Exotic's two studio albums, I Saw a Tiger and Star Struck, are featured in the Tiger King episode "Not Your Average Joe". In April 2023 "My Best Friends" was released, the first single from Jungle Rhapsody: A Tiger King Experience - Exotic's third studio album that was partially recorded in federal prison and produced by JT Barnett, Jonathan Hay and William Moseley.

Appearance in documentaries

Exotic first appeared in Louis Theroux's 2011 documentary America's Most Dangerous Pets. Five years later, he appeared in J.D. Thompson's documentary The Life Exotic: Or the Incredible True Story of Joe Schreibvogel. Theroux stated that Exotic initially struck him as likeable and friendly, and that, owing to Exotic's emotional volatility, Theroux was inclined to be protective of him.

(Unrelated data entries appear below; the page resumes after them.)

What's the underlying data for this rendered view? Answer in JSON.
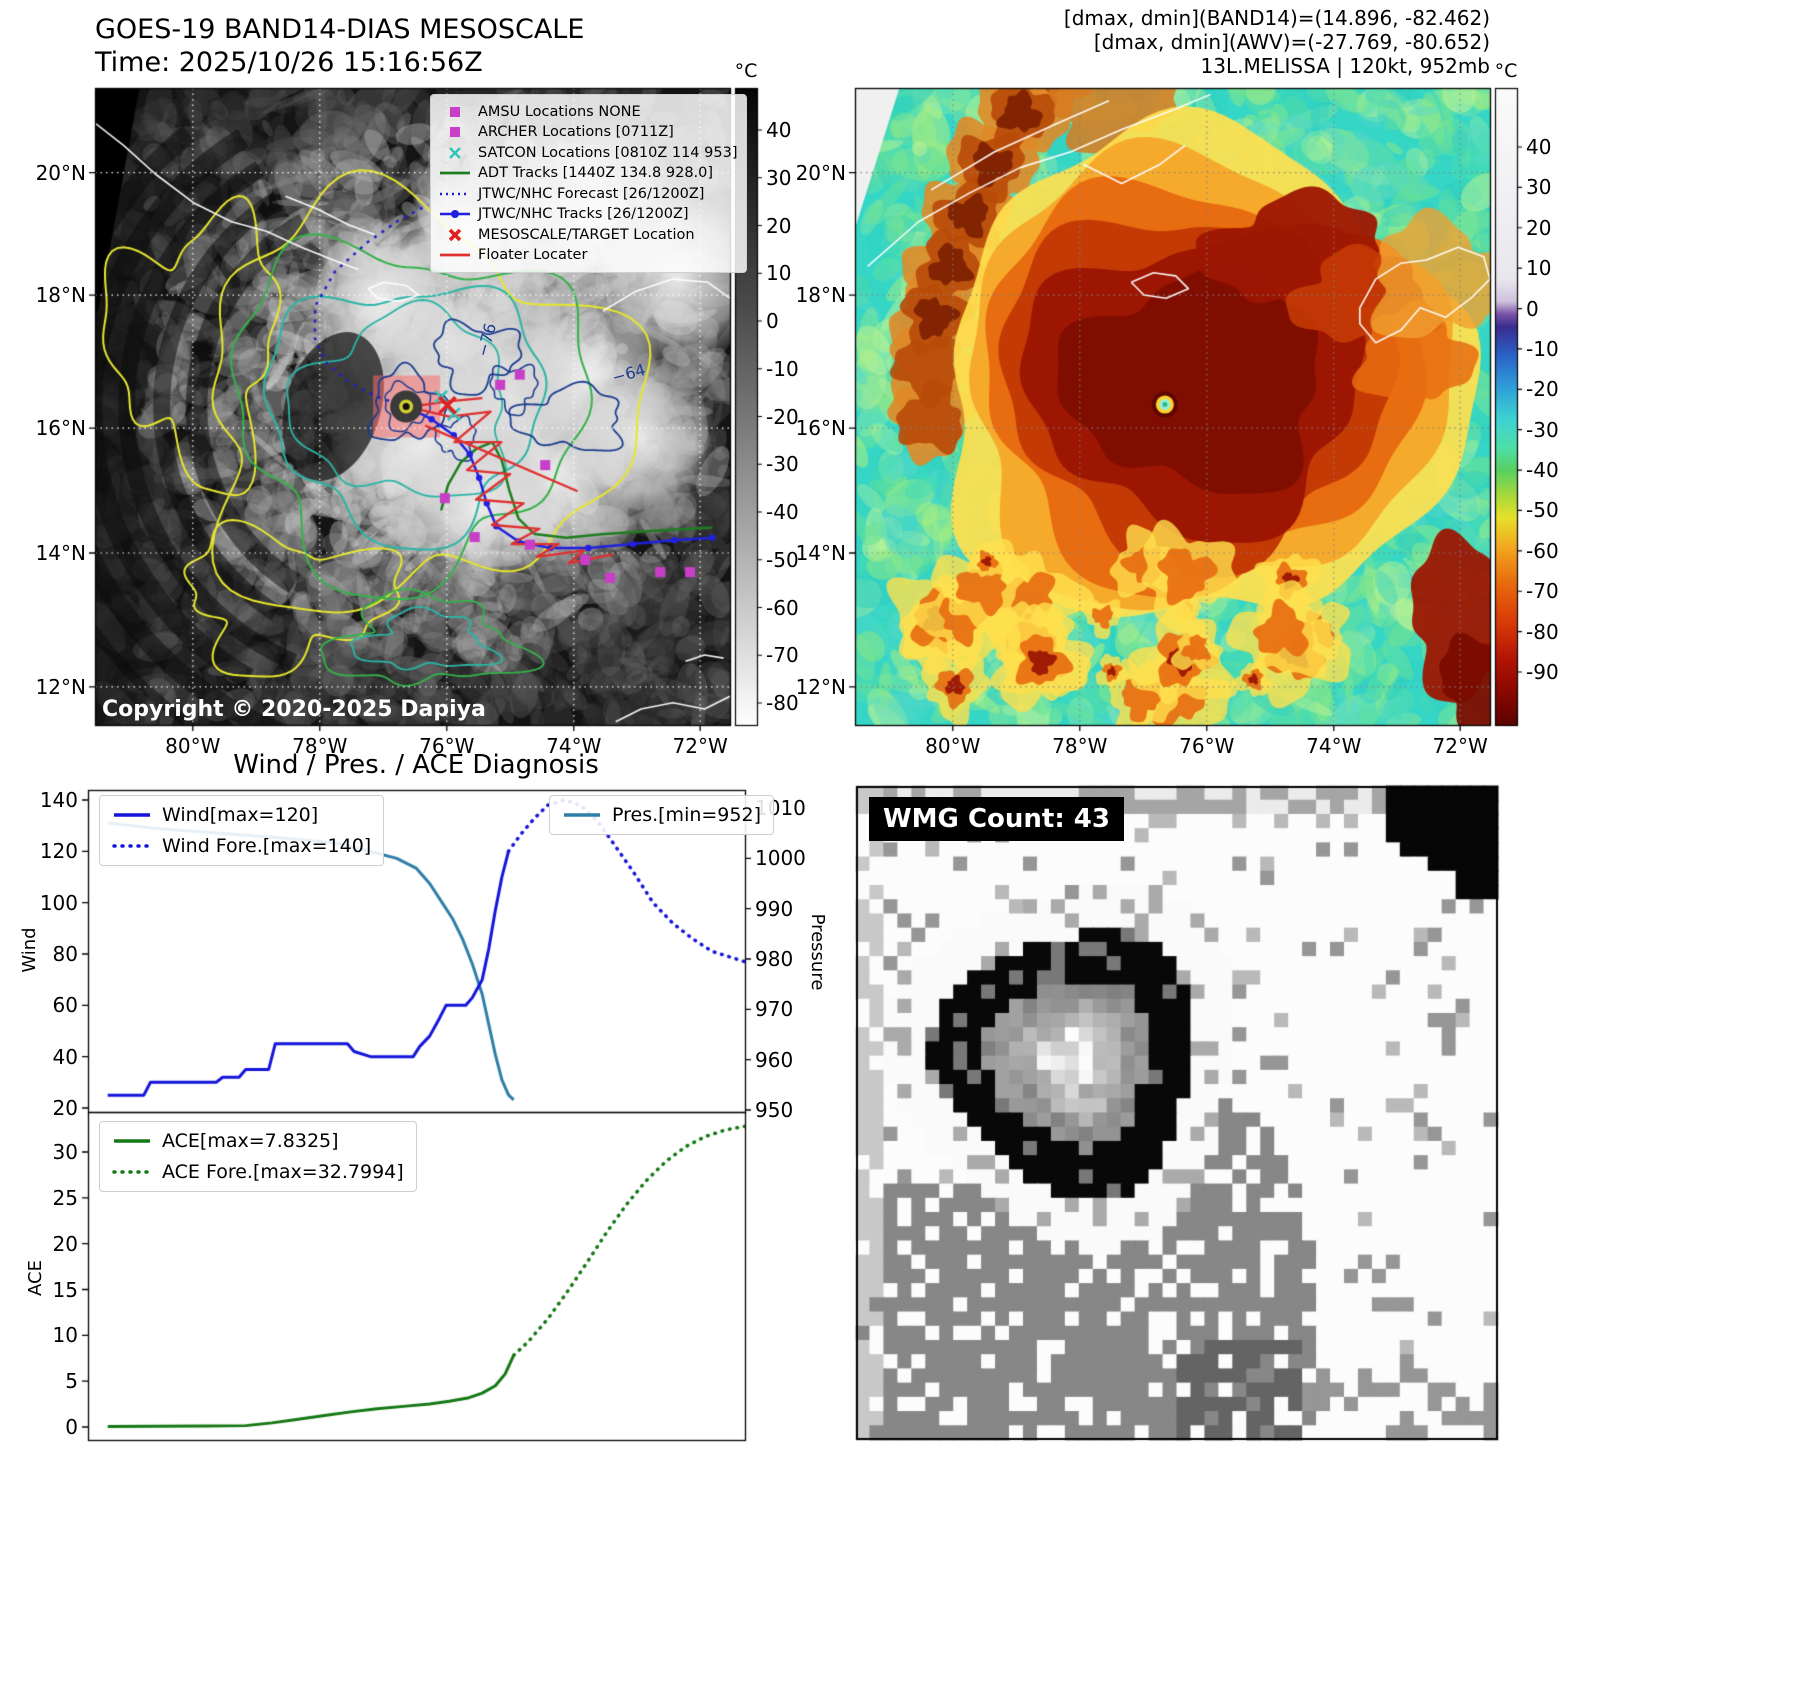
{
  "band14": {
    "title": "GOES-19 BAND14-DIAS MESOSCALE",
    "subtitle": "Time: 2025/10/26 15:16:56Z",
    "copyright": "Copyright © 2020-2025 Dapiya",
    "colorbar_label": "°C",
    "colorbar_ticks": [
      40,
      30,
      20,
      10,
      0,
      -10,
      -20,
      -30,
      -40,
      -50,
      -60,
      -70,
      -80
    ],
    "x_ticks": [
      "80°W",
      "78°W",
      "76°W",
      "74°W",
      "72°W"
    ],
    "y_ticks": [
      "20°N",
      "18°N",
      "16°N",
      "14°N",
      "12°N"
    ],
    "contour_labels": [
      "−76",
      "−64"
    ],
    "legend": [
      {
        "label": "AMSU Locations NONE",
        "marker": "square",
        "color": "#c93ec9"
      },
      {
        "label": "ARCHER Locations [0711Z]",
        "marker": "square",
        "color": "#c93ec9"
      },
      {
        "label": "SATCON Locations [0810Z 114 953]",
        "marker": "x",
        "color": "#2ec4b6"
      },
      {
        "label": "ADT Tracks [1440Z 134.8 928.0]",
        "marker": "line",
        "color": "#1e7d1e"
      },
      {
        "label": "JTWC/NHC Forecast [26/1200Z]",
        "marker": "dotted",
        "color": "#2020cc"
      },
      {
        "label": "JTWC/NHC Tracks [26/1200Z]",
        "marker": "line-dot",
        "color": "#2020e0"
      },
      {
        "label": "MESOSCALE/TARGET Location",
        "marker": "x-bold",
        "color": "#e02020"
      },
      {
        "label": "Floater Locater",
        "marker": "line",
        "color": "#e03030"
      }
    ]
  },
  "awv": {
    "header_lines": [
      "[dmax, dmin](BAND14)=(14.896, -82.462)",
      "[dmax, dmin](AWV)=(-27.769, -80.652)",
      "13L.MELISSA | 120kt, 952mb"
    ],
    "colorbar_label": "°C",
    "colorbar_ticks": [
      40,
      30,
      20,
      10,
      0,
      -10,
      -20,
      -30,
      -40,
      -50,
      -60,
      -70,
      -80,
      -90
    ],
    "x_ticks": [
      "80°W",
      "78°W",
      "76°W",
      "74°W",
      "72°W"
    ],
    "y_ticks": [
      "20°N",
      "18°N",
      "16°N",
      "14°N",
      "12°N"
    ]
  },
  "diagnosis": {
    "title": "Wind / Pres. / ACE Diagnosis"
  },
  "wmg": {
    "label": "WMG Count: 43"
  },
  "chart_data": [
    {
      "type": "line",
      "title": "Wind / Pres. / ACE Diagnosis",
      "ylabel_left": "Wind",
      "ylabel_right": "Pressure",
      "ylim_left": [
        20,
        140
      ],
      "ylim_right": [
        950,
        1010
      ],
      "yticks_left": [
        20,
        40,
        60,
        80,
        100,
        120,
        140
      ],
      "yticks_right": [
        950,
        960,
        970,
        980,
        990,
        1000,
        1010
      ],
      "grid": false,
      "legend_position": "upper left / upper right",
      "series": [
        {
          "name": "Wind[max=120]",
          "axis": "left",
          "style": "solid",
          "color": "#1414dc",
          "width": 3,
          "x": [
            0.03,
            0.085,
            0.095,
            0.195,
            0.205,
            0.23,
            0.24,
            0.275,
            0.285,
            0.395,
            0.405,
            0.43,
            0.495,
            0.505,
            0.52,
            0.535,
            0.545,
            0.575,
            0.585,
            0.6,
            0.61,
            0.62,
            0.63,
            0.64
          ],
          "y": [
            25,
            25,
            30,
            30,
            32,
            32,
            35,
            35,
            45,
            45,
            42,
            40,
            40,
            44,
            48,
            55,
            60,
            60,
            63,
            70,
            82,
            97,
            110,
            120
          ]
        },
        {
          "name": "Wind Fore.[max=140]",
          "axis": "left",
          "style": "dotted",
          "color": "#1414dc",
          "width": 3.5,
          "x": [
            0.64,
            0.66,
            0.68,
            0.7,
            0.725,
            0.75,
            0.775,
            0.8,
            0.83,
            0.86,
            0.89,
            0.92,
            0.95,
            1.0
          ],
          "y": [
            120,
            127,
            133,
            138,
            140,
            138,
            132,
            123,
            112,
            100,
            92,
            86,
            81,
            77
          ]
        },
        {
          "name": "Pres.[min=952]",
          "axis": "right",
          "style": "solid",
          "color": "#2e7fa8",
          "width": 3,
          "x": [
            0.03,
            0.1,
            0.2,
            0.3,
            0.38,
            0.44,
            0.47,
            0.5,
            0.52,
            0.54,
            0.555,
            0.57,
            0.585,
            0.6,
            0.61,
            0.62,
            0.63,
            0.64,
            0.648
          ],
          "y": [
            1007,
            1006,
            1005,
            1004,
            1003,
            1001,
            1000,
            998,
            995,
            991,
            988,
            984,
            979,
            973,
            967,
            961,
            956,
            953,
            952
          ]
        }
      ]
    },
    {
      "type": "line",
      "ylabel_left": "ACE",
      "ylim_left": [
        0,
        33
      ],
      "yticks_left": [
        0,
        5,
        10,
        15,
        20,
        25,
        30
      ],
      "grid": false,
      "series": [
        {
          "name": "ACE[max=7.8325]",
          "axis": "left",
          "style": "solid",
          "color": "#147814",
          "width": 3,
          "x": [
            0.03,
            0.1,
            0.18,
            0.24,
            0.28,
            0.32,
            0.36,
            0.4,
            0.44,
            0.48,
            0.52,
            0.55,
            0.58,
            0.6,
            0.62,
            0.635,
            0.648
          ],
          "y": [
            0.05,
            0.08,
            0.1,
            0.15,
            0.45,
            0.85,
            1.25,
            1.65,
            2.0,
            2.25,
            2.5,
            2.8,
            3.2,
            3.7,
            4.5,
            5.8,
            7.83
          ]
        },
        {
          "name": "ACE Fore.[max=32.7994]",
          "axis": "left",
          "style": "dotted",
          "color": "#147814",
          "width": 3.5,
          "x": [
            0.648,
            0.67,
            0.7,
            0.73,
            0.76,
            0.79,
            0.82,
            0.85,
            0.88,
            0.91,
            0.94,
            0.97,
            1.0
          ],
          "y": [
            7.83,
            9.3,
            11.8,
            14.8,
            18.0,
            21.3,
            24.3,
            26.9,
            29.0,
            30.6,
            31.7,
            32.4,
            32.8
          ]
        }
      ]
    }
  ]
}
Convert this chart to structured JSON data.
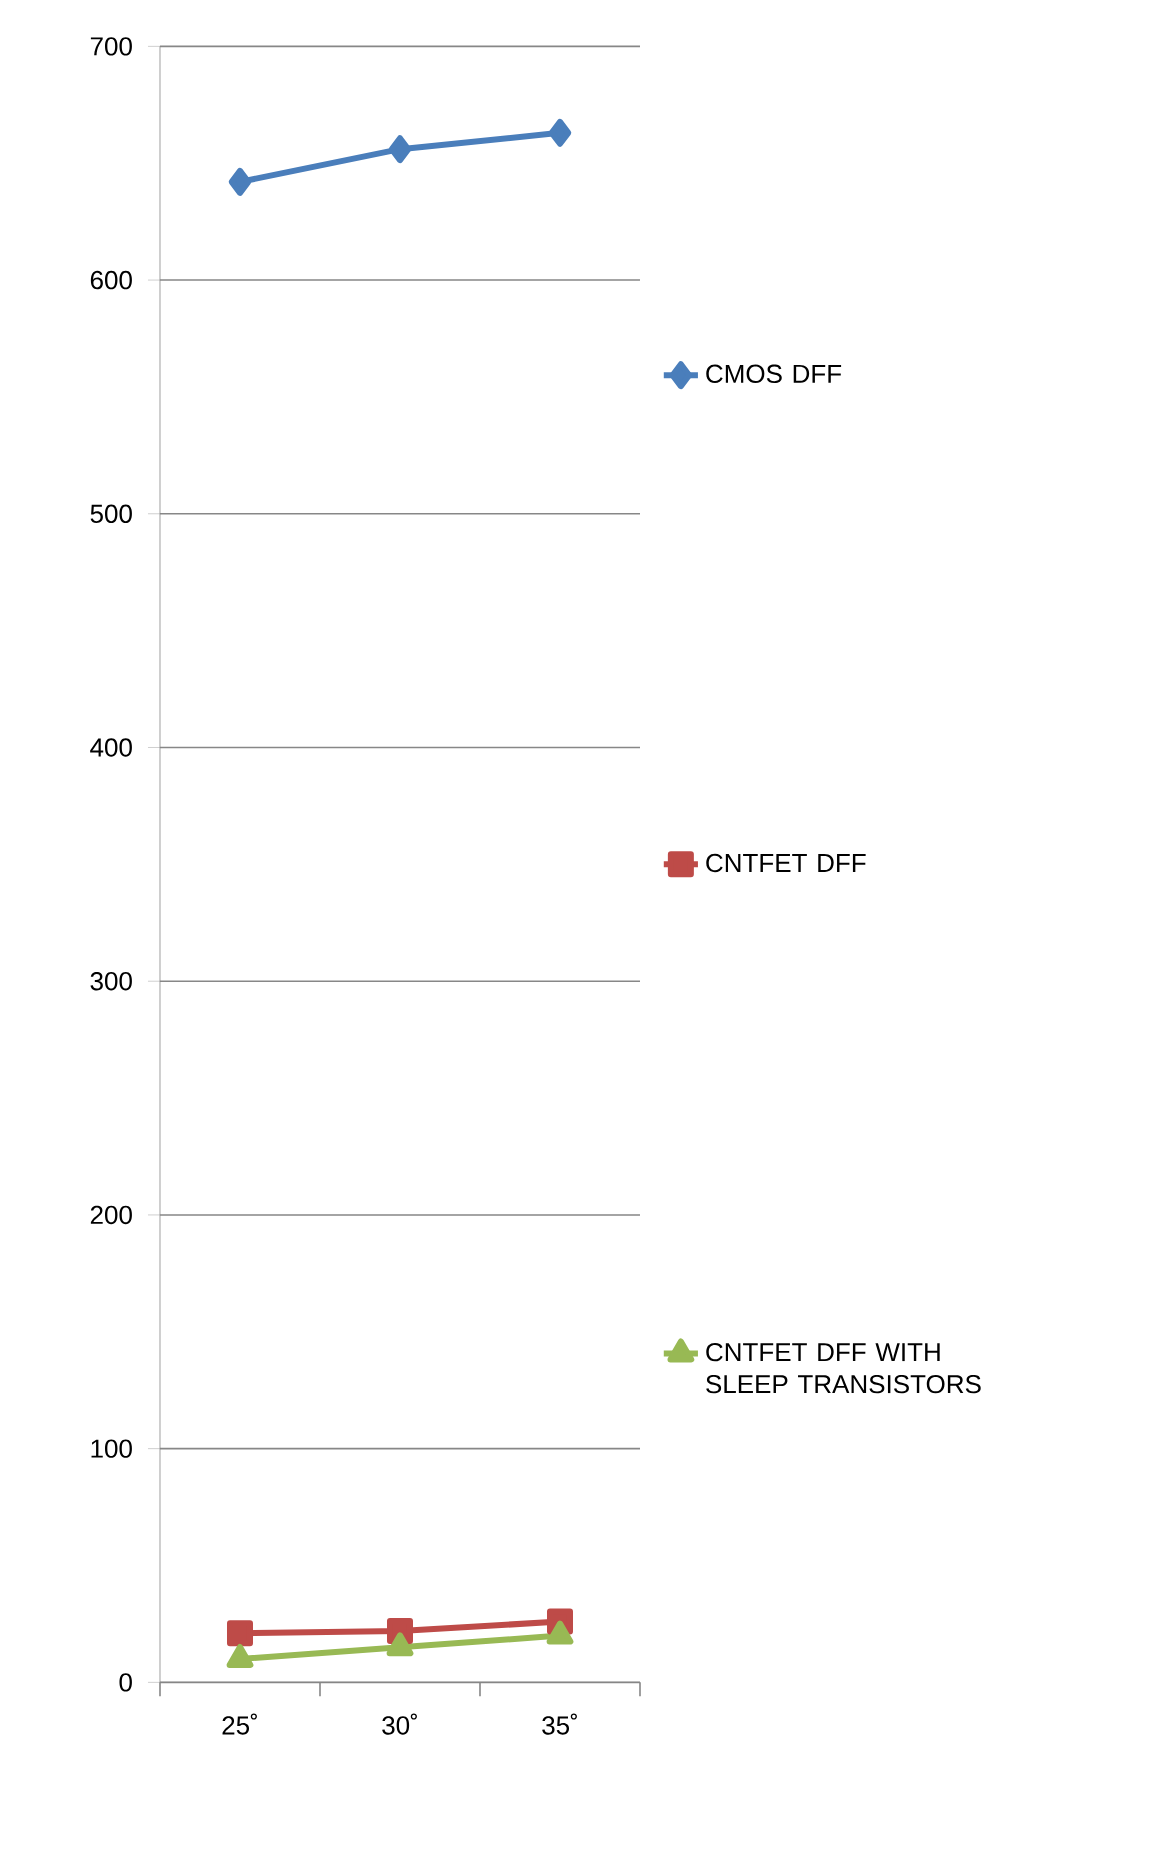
{
  "chart_data": {
    "type": "line",
    "categories": [
      "25˚",
      "30˚",
      "35˚"
    ],
    "series": [
      {
        "name": "CMOS DFF",
        "color": "#4a7ebb",
        "marker": "diamond",
        "values": [
          642,
          656,
          663
        ]
      },
      {
        "name": "CNTFET DFF",
        "color": "#be4b48",
        "marker": "square",
        "values": [
          21,
          22,
          26
        ]
      },
      {
        "name": "CNTFET DFF WITH SLEEP TRANSISTORS",
        "color": "#98b954",
        "marker": "triangle",
        "values": [
          10,
          15,
          20
        ]
      }
    ],
    "ylim": [
      0,
      700
    ],
    "yticks": [
      0,
      100,
      200,
      300,
      400,
      500,
      600,
      700
    ],
    "grid": "y",
    "legend": "right"
  }
}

The Netflix documentary series Tiger King: Murder, Mayhem and Madness is centered on Exotic and his rivalry with Carole Baskin. The first season of the series was released in March 2020, coinciding with the worldwide COVID-19 lockdown following the COVID-19 outbreak being classified as a pandemic by the World Health Organization. A week after the release of Tiger King, both the series and Exotic himself went viral, with numerous internet memes about both Exotic and Baskin being made. In a Netflix interview in prison, Exotic stated that he was thankful for the fame and that he was "done with the Baskin saga".
In July 2020, Discovery released the documentary Surviving Joe Exotic, which is focused on the animals at the G.W. Zoo. The documentary features interviews with Exotic and former G.W. Zoo employees, with the Exotic interview scenes having been filmed four months before his arrest.
In April 2021, Louis Theroux released a new documentary on Exotic, titled Shooting Joe Exotic, on BBC Two in the United Kingdom. The documentary contained unseen footage of Exotic from a previous documentary by Theroux as well as new interviews of other people associated with Exotic, including Exotic's legal team and Howard and Carole Baskin, his estranged niece and brother, as well as a tour around the abandoned and extensively vandalized former G.W. Zoo property.